PKP Cargo still trying to overcome a tough financial situation

Polish national rail freight operator PKP Cargo is still going through financial difficulties. The company entered restructuring in spring of 2024, and expected an upward trend to start in November. Nevertheless, its woes have not yet gone by, although no more layoffs are planned for the time being.
PKP Cargo transports the same amount of goods as before and acquires new contracts, the rail operator says. However, rates are now lower, which explains the continuing difficult financial situation of the company, PKP Cargo Vice President Paweł Miłek clarified.

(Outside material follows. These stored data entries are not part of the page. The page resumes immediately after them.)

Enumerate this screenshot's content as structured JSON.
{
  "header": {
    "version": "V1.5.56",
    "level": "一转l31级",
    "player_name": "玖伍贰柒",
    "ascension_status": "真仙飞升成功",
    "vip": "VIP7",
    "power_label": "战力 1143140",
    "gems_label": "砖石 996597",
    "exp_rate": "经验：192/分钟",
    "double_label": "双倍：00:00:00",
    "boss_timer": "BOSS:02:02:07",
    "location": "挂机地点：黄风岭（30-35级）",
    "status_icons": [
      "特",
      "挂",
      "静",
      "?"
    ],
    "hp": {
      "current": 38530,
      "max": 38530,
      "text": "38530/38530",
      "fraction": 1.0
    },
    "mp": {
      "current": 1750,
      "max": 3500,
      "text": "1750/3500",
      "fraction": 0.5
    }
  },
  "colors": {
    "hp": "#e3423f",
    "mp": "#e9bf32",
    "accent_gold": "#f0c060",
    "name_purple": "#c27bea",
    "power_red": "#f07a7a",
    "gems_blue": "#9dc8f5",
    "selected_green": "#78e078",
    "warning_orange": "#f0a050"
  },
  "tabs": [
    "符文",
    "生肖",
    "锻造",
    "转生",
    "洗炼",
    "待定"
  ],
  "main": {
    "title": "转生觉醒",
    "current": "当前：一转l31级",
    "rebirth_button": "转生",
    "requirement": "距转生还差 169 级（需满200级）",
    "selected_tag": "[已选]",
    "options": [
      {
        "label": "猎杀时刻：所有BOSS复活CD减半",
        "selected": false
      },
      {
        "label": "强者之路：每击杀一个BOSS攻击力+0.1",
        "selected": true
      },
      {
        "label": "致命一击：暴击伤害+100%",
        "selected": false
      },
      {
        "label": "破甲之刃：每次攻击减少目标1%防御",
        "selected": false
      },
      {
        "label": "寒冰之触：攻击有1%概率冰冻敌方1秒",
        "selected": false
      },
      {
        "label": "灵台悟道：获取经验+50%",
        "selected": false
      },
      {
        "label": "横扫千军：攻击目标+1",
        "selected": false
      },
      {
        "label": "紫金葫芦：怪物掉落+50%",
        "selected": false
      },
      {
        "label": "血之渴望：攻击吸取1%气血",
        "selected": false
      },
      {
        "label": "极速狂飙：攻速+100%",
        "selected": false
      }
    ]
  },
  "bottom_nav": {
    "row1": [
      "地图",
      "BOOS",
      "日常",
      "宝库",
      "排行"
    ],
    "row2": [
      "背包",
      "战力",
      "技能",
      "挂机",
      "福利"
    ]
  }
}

“The current situation is the result of growing competition on the freight transport market, adapting to it also requires reducing the company’s own costs. Hence, for example, the reduction of employment or the liquidation of some plants. Vice President Miłek also informed that at the moment no further layoffs are planned” PKP Cargo writes.

Regaining market share

The operator’s new president, Agnieszka Wasilewska – Semail, added that the board wants to pay off the company’s liabilities as quickly as possible. “We will focus on regaining the market share we have lost, taking care of profitability and participating effectively in the market competition process”, she said. “

But these key pillars of our activities must be based on people, because only then does the organization have the potential to grow and solve current problems. In businesses that are to be saved, there must be strong cooperation between unions, management and business partners”.

When it comes to the unions, they agreed that there should be negotiations for a new collective labour agreement once the company comes out with a new restructuring plan in April.